What is K-Nearest Neighbor(KNN) ?
An introduction to machine learning algorithms
K-Nearest Neighbor(KNN) algorithm is a poplar model and falls under the Supervised Learning and it can be used to solve both classification and regression problems.
In this article, I would be giving you a detailed explanation and how this model works.
What is K-Nearest Neighbor(KNN)?
K-Nearest Neighbor is one of the simplest Machine Learning algorithms based on Supervised Learning technique. KNN algorithm assumes the similarity between the new data and available data and put the new case into the category that is most similar to the available categories.
How KNN works for classification problems?
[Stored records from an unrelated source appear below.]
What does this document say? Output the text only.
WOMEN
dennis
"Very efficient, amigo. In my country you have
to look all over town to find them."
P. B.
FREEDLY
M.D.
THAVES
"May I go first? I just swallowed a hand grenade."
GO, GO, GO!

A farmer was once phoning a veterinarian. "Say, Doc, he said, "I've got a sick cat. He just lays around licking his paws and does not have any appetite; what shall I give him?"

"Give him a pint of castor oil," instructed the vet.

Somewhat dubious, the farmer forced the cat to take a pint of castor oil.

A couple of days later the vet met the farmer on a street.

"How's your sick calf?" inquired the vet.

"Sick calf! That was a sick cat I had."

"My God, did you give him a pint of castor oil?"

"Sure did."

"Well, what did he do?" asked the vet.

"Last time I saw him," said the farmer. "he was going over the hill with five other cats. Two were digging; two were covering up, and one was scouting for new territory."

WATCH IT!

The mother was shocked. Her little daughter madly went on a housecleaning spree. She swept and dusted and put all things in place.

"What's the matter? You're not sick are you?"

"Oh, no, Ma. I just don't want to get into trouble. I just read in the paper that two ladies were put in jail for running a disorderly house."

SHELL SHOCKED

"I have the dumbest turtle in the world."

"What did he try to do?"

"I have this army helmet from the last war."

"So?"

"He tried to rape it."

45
imagine we have a data looking like this and in this given data we have two types of values in our graph i.e. green and yellow
now let’s say we have a new point and we have to predict it’s value that whether it will come in green category or it will come in yellow category
Now we’ll define K, K is the number of neighbours we are examining; in this case, K=5, which implies that the new point or blue point will view 5 nearest neighbours, indicating that it will see the category of 5 nearest points, which indicates that the point belongs to that category.
here we see the 5 nearest points to the point are 3 yellow and 2 blue so the point is more likely to be a yellow
How KNN works for regression problems?
now imagine we have a dataset like this and in this dataset we have to find the value of the star
now we will be taking the value of K here I am taking 3 and it will now find the 3 nearest value and hence the values are 55, 50, and 51 and will be taking average to find the value of the point
How we calculate distance between points?
to calculate distance between two points we will find the Euclidian distance between the point the formula to calculate the Euclidian distance is
D²=(X2²- X1¹)+(Y2²-Y1²)
square-rooting both side we will get the value of D
How to select best value for K
the whole model working depends on the value of K if. The value of the K is very important. these are some techniques that can help you to determine the value of K.
- first of all there is no universal value of K
- first of all the value of K should be an odd value
- the value of K should not be less or more
- always hit and trial more values of K to be sure and get better accuracy
Conclusion
so I hope today you guys have a good understanding of K-Nearest Neighbour (KNN) in the near future I would be making more articles in which I will be explaining more models and would be making an article to make implement KNN with source code.